Okay...rant over. :)

 I took off from the mall and my intentions were to get some coffee, hang out and play some soccer at the park and then eat dinner with my buds.

Didn't happen.

Got a call to come over and shoot some pool at Michael's club and long story short, ended up getting totally trashed with my old crew. Idiots who I haven't seen for a while kept buying me shots and drinks and somehow I came home with more money than I left with, even after filling up the tank and buying some grub. Needless to say, I was disappointed with how my night went and made it even worse by going back on my word and hooking up. I tried to text a few friends to set my mind right, but I was too far gone to be making any good decisions.

As I was falling asleep, I had determined that I was going to stay mad all the next day, avoid people, turn off my phone and just sulk. When I woke up this morning, the sun was out, I felt rested and good and of course I can't stay upset at myself or the world. That is not me!

So here I am, waking up and planning another good day. Try as I might, I just feel great. Tomorrow is past and today beckons and I know it's going to be a good one! :) Going to wash the car now, drop the top and enjoy my day off! Hope you all are well and are loving summer as much as I am.

Daemon

Saturday, June 18, 2011

All over the place

To thunder rolling through the clouds and lightening crashing down, today I awoke. The sweet sounds of a summer rain storm were my alarm and I laid there in the flashing light as water streamed the windows and painted an early morning flickering light across the walls and my skin. The illusion of water all around took me to a place of peace and I was content to simply be, if even for a moment.

So much seems to change while staying the same in my life. Those who knew me in childhood still find my face familiar and the winding routes I take daily are haunts of former trails I walked and drove while growing up. From the ends of the earth and back to home I find myself. Is anything ever different or like the water falling from the sky, does it simply go round to whence it returned?

I have been writing here for a couple of years and the paths in my mind and heart are familiar to those who have stayed with me and perused these pages over time. The same loops and questions, thoughts and desires are visited again and again. The names and places change over the days, but I am still me. Will anything ever be different or is this my lot in life?

The stirring sounds of bagpipes seem to echo my hearts cry this day and I can sit here while they skreel, lifting almost as if in a prayer my yearning and hope for a brighter tomorrow, a bit of peace and some healing to all these tender and wounded places in my soul. I so long for another day, one not like this day, where my now meets my dreams and I find rest and solace to the ever churning and wanderingness of that part of me that seeks and never seems to find.

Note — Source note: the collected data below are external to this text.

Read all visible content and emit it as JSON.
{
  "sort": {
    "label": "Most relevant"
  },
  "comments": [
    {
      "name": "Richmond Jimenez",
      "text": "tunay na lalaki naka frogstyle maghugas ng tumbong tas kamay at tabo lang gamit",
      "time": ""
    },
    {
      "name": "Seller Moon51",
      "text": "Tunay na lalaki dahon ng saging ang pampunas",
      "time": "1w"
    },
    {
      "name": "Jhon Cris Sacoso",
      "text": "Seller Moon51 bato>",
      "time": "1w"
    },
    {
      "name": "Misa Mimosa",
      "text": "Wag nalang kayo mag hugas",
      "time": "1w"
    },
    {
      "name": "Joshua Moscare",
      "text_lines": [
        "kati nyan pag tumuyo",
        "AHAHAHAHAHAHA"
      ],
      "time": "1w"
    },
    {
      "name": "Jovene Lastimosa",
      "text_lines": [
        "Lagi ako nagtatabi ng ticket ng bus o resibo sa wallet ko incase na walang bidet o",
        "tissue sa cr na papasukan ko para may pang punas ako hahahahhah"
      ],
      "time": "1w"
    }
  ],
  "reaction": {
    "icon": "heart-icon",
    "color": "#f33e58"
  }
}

For now, I simply let the rain fall and wait.

How long...

How long, indeed.

Friday, June 17, 2011

Shutting down and Resting

So an interesting day. Different, to say the least. I decided (well, my body decided) that today would be a day of rest and relaxation. I got up early this morning, headed into work and cooked, as usual. It is something I enjoy and could practically do it in my sleep. Had a customer slip me some serious money. I thanked him and let him know it was not necessary. I think that he was delighted that someone was taking a personal interest in himself and wife each morning and taking the time to ensure that their needs and desires were met in an authentic and cheerful way. He took the time to introduce me to his family and we spent a bit of time talking over the omelette bar. It really is how strange the way that people connect and how something simple as remembering their requests and making them feel special could bring such a reward as well as time shared. Great to meet you, Mr Doughtery. It has been a pleasure serving you!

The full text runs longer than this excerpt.